Even the new compact appliances are in trouble. Twelve SSDs at 500K IOPS each makes 6G IOPS. Designs will need more, and faster, interfaces. Fortunately, some help is at hand. We will have 25G and 100G Ethernet interfaces to replace the current 10G and 40G connections. But those aren't enough to cope with all the added load.
At the IO rates we are going to see, interrupt handling and task switching, both in the appliance and the server, will be an issue. This points to NVMe over Fabrics as the probable choice of protocols for drives, coupled with RDMA transfers to reduce overhead and latency.

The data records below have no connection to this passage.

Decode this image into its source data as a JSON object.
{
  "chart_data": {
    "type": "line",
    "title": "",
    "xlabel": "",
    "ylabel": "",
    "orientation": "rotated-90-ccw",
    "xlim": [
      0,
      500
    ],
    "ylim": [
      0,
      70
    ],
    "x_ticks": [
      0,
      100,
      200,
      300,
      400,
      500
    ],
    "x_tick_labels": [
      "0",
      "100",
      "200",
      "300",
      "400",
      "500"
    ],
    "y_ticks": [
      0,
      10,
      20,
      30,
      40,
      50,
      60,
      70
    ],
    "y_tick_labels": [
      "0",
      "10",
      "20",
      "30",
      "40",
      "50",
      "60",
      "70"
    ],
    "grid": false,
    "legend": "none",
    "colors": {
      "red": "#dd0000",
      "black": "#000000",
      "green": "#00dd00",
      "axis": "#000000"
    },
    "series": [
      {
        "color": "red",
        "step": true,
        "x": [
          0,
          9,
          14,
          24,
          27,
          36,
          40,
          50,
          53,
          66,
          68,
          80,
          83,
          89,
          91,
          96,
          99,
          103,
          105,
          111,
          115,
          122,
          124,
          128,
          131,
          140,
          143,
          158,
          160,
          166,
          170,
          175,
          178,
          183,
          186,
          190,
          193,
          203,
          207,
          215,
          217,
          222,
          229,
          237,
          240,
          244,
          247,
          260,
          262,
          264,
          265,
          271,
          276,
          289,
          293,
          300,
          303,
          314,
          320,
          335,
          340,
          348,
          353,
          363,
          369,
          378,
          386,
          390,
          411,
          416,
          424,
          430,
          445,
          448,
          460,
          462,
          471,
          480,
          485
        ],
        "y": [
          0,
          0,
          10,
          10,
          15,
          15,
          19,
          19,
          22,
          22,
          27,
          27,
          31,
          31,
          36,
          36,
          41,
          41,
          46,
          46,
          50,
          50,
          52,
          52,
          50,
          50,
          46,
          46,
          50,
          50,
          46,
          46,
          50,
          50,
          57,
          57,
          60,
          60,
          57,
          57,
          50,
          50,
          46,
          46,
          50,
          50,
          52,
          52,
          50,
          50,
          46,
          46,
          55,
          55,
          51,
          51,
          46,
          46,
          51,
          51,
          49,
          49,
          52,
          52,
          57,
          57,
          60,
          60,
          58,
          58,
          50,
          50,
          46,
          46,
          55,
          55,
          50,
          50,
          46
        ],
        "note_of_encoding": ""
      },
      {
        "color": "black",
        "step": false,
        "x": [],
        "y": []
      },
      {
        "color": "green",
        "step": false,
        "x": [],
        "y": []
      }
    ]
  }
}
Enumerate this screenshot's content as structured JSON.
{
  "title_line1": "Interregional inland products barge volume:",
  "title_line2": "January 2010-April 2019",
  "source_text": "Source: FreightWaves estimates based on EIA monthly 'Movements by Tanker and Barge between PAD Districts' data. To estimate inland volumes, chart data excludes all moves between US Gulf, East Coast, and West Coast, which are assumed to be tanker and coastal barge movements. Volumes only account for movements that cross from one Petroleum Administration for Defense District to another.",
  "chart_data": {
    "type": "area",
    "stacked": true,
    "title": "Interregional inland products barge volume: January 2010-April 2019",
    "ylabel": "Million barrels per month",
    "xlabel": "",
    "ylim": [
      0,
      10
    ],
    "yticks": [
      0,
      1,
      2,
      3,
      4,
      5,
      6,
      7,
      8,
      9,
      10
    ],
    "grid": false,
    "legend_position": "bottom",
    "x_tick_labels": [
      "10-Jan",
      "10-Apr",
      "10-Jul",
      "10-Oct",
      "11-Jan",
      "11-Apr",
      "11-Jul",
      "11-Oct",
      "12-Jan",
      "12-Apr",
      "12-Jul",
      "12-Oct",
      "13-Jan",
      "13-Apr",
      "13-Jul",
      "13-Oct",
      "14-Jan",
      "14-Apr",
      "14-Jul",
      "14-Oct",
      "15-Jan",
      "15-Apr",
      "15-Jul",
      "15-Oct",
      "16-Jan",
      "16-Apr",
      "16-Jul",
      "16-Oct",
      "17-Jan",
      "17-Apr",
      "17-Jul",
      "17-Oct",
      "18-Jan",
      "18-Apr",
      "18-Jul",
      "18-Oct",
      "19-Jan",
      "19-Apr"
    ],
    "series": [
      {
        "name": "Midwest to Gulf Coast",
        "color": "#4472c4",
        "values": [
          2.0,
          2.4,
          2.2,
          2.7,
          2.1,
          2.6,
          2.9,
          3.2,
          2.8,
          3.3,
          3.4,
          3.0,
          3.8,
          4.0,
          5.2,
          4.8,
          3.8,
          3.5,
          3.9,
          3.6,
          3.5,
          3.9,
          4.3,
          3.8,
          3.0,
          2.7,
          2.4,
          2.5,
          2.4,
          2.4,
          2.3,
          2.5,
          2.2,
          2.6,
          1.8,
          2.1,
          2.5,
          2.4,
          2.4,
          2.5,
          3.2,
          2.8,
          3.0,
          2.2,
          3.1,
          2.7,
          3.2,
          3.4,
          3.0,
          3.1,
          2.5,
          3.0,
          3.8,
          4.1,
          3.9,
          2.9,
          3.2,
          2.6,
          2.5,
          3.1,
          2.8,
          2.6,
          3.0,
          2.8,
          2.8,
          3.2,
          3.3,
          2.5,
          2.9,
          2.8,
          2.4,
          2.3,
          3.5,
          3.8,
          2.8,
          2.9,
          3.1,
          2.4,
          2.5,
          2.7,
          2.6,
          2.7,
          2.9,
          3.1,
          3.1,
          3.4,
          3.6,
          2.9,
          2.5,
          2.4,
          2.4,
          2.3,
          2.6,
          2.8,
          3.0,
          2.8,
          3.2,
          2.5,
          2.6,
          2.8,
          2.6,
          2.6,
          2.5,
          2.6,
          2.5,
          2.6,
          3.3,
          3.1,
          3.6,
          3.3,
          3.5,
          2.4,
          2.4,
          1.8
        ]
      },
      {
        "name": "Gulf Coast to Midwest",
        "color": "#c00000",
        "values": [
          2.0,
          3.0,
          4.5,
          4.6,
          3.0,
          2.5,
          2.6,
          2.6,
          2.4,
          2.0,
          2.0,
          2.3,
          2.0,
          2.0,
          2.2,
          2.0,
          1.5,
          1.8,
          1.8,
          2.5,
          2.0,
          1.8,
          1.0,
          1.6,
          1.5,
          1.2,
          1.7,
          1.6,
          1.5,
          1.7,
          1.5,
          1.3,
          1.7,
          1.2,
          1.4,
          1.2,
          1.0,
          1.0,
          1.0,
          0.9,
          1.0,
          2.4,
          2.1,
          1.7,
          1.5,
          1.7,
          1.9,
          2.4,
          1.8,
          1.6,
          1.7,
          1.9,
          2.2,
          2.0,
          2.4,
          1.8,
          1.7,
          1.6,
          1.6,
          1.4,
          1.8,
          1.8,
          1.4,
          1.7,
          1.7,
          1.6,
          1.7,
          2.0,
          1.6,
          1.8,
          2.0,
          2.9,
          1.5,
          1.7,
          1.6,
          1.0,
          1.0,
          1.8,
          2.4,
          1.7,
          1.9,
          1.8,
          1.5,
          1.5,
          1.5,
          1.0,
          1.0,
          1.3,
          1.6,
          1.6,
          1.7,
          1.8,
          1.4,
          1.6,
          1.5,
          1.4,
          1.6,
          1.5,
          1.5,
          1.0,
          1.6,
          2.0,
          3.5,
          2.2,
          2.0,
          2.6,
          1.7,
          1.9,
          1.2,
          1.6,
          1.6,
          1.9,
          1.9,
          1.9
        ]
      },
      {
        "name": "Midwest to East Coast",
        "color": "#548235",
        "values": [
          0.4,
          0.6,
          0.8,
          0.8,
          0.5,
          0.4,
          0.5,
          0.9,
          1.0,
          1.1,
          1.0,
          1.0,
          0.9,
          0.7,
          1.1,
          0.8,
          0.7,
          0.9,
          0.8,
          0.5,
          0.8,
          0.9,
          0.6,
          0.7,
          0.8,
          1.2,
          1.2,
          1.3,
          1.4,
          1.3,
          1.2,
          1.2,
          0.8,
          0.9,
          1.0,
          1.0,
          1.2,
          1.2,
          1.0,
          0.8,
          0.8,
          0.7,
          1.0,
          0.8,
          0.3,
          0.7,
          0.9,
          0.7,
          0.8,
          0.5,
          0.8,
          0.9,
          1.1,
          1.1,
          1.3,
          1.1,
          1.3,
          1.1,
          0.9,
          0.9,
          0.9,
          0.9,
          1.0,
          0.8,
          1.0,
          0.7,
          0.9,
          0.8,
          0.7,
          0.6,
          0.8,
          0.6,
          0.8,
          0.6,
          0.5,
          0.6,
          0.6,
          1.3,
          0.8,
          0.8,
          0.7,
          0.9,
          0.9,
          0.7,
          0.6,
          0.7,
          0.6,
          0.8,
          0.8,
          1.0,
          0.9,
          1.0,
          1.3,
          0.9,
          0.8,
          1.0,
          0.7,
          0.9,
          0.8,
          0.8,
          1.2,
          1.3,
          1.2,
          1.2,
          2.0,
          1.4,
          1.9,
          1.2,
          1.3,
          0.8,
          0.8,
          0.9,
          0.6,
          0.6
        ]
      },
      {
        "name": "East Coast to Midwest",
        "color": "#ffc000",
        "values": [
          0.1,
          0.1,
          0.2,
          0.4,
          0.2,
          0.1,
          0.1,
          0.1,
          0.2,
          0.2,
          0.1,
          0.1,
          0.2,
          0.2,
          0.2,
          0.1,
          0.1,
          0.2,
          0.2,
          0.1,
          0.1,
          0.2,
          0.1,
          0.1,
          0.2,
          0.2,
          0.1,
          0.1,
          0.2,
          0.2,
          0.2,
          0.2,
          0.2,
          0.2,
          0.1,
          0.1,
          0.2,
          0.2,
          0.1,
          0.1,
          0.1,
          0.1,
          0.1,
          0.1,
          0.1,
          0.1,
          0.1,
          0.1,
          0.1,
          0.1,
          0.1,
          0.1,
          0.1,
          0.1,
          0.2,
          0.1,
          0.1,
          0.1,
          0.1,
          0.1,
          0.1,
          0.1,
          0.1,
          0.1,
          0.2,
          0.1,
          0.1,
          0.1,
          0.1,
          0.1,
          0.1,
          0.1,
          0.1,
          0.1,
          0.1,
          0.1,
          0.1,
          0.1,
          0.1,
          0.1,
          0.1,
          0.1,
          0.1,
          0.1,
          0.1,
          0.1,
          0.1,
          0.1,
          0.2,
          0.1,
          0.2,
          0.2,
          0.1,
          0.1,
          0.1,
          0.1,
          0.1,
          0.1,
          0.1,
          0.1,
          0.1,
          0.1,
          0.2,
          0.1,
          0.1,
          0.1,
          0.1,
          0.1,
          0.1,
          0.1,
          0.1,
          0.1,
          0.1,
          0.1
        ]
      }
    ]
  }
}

Erasure coding with all-SSD will be a major problem. Instead of calculating syndromes over slow HDD, we’ve seriously upped the ante with SSDs. A technology step is sorely needed to bring erasure coding to the SSD world. We’ll likely see hardware solutions, using FPGAs to accelerate calculation, but early signs are that they won’t be fast enough. This remains a serious obstacle for the storage industry in moving from the past.
There has been some discussion about taking controllers out of the picture altogether and using Ethernet drives to connect directly to servers. This asymmetric pooling approach has tremendous advantages, since it removes a non-RDMA SATA transmission, all the host/controller overhead, and multiple retransmissions of data from the networks.
NVMe over Fabrics and RDMA are still compatible with this scheme, which puts the software services of storage into the server farm. This is very much a software-defined storage (SDS) approach, incidentally. It looks like both Ceph and Scality could migrate quickly to support this model, since both are very modular in structure.
This still leaves erasure coding to be dealt with. Now, in the SDS model, the servers must generate the codes, so we need to identify the best way to do this. Many CPU cores could handle the issue, but at a substantial cost to total available CPU power in the server pool. Whichever way we go, this will be a major creative challenge for the industry.